Most people have heard of it one way or another, including as the result of its 2018 movie version with Oprah Winfrey and Reese Witherspoon, though that version was somewhat altered from the book, as my friend noted much to her chagrin. It’s also had a TV movie rendering. It is aimed at a teenage audience, but of course, it is universal and the music and pace truly rock.
Now comes a new version, again slightly altered but that is easily overlooked when compared to the energy, enthusiasm, colorful sets and costumes and sheer acting and singing talents of the cast.
It’s at D.C.’s Arena Stage through the middle of July and I have only three words to say about it, “Go see it!”

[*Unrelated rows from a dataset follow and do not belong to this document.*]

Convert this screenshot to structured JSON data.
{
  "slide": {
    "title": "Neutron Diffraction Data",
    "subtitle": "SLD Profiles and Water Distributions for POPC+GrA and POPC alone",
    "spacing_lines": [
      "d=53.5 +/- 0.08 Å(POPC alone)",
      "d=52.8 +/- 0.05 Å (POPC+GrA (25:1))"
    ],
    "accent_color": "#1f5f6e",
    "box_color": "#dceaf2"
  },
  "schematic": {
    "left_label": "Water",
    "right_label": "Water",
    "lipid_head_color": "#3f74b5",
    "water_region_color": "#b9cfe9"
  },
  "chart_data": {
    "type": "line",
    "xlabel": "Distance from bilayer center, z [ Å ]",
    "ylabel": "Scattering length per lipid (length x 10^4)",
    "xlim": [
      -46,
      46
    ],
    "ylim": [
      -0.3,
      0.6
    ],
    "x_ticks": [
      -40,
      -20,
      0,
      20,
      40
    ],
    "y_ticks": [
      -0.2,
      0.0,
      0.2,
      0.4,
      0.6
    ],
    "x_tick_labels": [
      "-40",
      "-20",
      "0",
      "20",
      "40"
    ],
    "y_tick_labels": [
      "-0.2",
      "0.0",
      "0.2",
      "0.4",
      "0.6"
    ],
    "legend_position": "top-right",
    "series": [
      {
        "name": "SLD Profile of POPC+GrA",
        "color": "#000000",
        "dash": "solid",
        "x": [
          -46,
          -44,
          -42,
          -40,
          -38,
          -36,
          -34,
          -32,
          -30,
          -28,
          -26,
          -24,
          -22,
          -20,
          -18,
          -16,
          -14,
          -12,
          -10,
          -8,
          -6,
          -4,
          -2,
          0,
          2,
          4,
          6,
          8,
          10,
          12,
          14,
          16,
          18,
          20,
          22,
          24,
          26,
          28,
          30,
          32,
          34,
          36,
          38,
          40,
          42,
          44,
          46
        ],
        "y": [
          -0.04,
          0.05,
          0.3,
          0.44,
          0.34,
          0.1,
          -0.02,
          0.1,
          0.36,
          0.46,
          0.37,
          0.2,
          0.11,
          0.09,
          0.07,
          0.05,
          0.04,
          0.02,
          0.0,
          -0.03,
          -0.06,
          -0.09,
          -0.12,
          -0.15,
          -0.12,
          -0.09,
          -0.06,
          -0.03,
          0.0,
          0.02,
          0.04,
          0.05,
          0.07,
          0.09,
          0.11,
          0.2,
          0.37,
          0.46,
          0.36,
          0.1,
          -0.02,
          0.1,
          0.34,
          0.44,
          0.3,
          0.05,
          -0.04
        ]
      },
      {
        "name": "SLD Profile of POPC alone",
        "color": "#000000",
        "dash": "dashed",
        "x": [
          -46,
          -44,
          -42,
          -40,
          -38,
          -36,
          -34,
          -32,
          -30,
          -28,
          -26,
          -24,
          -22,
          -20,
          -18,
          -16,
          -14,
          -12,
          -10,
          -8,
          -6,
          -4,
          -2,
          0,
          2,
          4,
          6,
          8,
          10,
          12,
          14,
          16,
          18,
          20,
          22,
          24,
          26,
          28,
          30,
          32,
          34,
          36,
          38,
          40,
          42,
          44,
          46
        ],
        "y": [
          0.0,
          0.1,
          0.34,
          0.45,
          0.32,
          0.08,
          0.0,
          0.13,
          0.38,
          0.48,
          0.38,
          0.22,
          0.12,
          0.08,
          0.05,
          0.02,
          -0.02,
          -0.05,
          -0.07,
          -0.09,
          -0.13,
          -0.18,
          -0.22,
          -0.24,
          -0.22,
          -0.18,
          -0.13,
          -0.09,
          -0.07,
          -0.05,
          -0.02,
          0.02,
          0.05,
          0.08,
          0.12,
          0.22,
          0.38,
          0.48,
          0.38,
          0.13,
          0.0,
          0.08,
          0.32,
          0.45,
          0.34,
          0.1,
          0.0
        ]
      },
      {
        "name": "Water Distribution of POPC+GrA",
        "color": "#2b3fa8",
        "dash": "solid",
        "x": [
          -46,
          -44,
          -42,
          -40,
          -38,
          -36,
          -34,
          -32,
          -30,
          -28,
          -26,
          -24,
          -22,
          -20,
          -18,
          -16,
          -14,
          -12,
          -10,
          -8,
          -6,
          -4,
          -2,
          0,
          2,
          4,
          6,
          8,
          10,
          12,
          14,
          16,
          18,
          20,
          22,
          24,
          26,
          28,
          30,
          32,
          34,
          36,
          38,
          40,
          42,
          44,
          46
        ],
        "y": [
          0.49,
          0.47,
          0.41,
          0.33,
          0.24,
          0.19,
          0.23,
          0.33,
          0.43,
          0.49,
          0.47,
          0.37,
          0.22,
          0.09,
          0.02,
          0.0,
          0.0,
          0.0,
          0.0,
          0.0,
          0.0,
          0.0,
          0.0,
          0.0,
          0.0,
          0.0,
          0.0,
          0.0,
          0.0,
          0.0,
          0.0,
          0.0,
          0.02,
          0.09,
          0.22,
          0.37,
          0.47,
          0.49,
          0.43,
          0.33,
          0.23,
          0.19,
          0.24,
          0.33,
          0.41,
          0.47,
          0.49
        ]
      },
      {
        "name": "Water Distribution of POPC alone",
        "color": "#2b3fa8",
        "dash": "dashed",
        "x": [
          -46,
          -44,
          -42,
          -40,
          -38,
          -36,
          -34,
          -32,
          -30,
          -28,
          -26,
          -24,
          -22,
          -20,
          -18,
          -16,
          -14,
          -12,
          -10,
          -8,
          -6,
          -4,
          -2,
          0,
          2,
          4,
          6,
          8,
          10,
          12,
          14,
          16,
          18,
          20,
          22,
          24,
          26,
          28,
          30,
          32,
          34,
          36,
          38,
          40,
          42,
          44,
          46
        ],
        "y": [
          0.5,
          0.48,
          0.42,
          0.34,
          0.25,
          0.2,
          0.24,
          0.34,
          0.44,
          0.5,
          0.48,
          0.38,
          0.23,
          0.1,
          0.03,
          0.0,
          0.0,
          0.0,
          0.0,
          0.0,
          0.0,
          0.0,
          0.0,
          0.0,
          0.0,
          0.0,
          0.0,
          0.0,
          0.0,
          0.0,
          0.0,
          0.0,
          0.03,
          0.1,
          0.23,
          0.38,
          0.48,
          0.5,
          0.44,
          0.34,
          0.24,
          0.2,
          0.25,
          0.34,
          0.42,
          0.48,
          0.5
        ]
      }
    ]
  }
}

The story line is set in the context of new astrophysical evidence coming out of quantum physics suppositions that accounts for its title. In its book form it preceded, of course, “Star Trek” and “Star Wars.”
It is about two kids and a friend searching through the universe for their missing father. They have assistance from what may be surmised to be colorful, friendly aliens and have to overcome a powerful force of evil, called IT, that has imprisoned the dad for his refusal to conform with IT’s wishes in a transparent column in the Central Intelligence Building on the distant planet Camazotz.
Our three heroes, with the aid of some helpful alien tips, travel via a “tesseract” (a shortcut through space and time achieved by folding spacetime) to find and liberate the dad, but not without encountering and struggling against temptations thrown in their way by the disemboweled mind of IT, a powerful and malevolent disembodied brain that controls the minds and thoughts of all the planet’s inhabitants.
Importantly for younger audiences, the book/movie/musical takes issue with indifference or cynicism, suggesting that all things that matter in life come from striving. At one key juncture, when the daughter Meg (played by Taylor Imah Jones, the star of the show), goes head to head with the evil IT, one of her otherworldly advisers suggests that she’s got a weapon that IT doesn’t, and Meg undertakes to figure out what that is in order to use it. (No spoiler here, you’ll have to see the show to find out!)
The original novel at the time was controversial and banned in some quarters for, essentially, mixing religion, science and the supernatural, according to the Carnegie-Mellon University’s Banned Books Project.
For example, a person in Alabama wanted it banned because In 1990, a parent at Tenth Street Elementary School in Anniston, Alabama requested the book be removed because it “sends a mixed signal to children about good and evil” and “[lists] the name of Jesus Christ together with the names of great artists, philosophers, scientists, and religious leaders when referring to defenders of Earth against evil.”
But it has been widely defended, including by a professor of literacy education at the University of Minnesota, Marek Oziewicz who said the author “was engaged in this project of revisioning Christianity, pretty much like C.S. Lewis was with The Chronicles of Narnia. It was “a vision of Christianity as a form of science, and science as a form of search for spirituality.”
The author herself, L’Engle, said of it, “There’s overlap between science and spirituality, and that new Christianity would be fully compatible with what modern science tells us about the universe.”
It was the first of five books expanding on a similar story line, the others being “A Wind in the Door,” A Swiftly Tilting Planet, “Many Waters,” and “An Acceptable Time.”
The Arena Stage is the musical’s first stop, surely on its way to Broadway.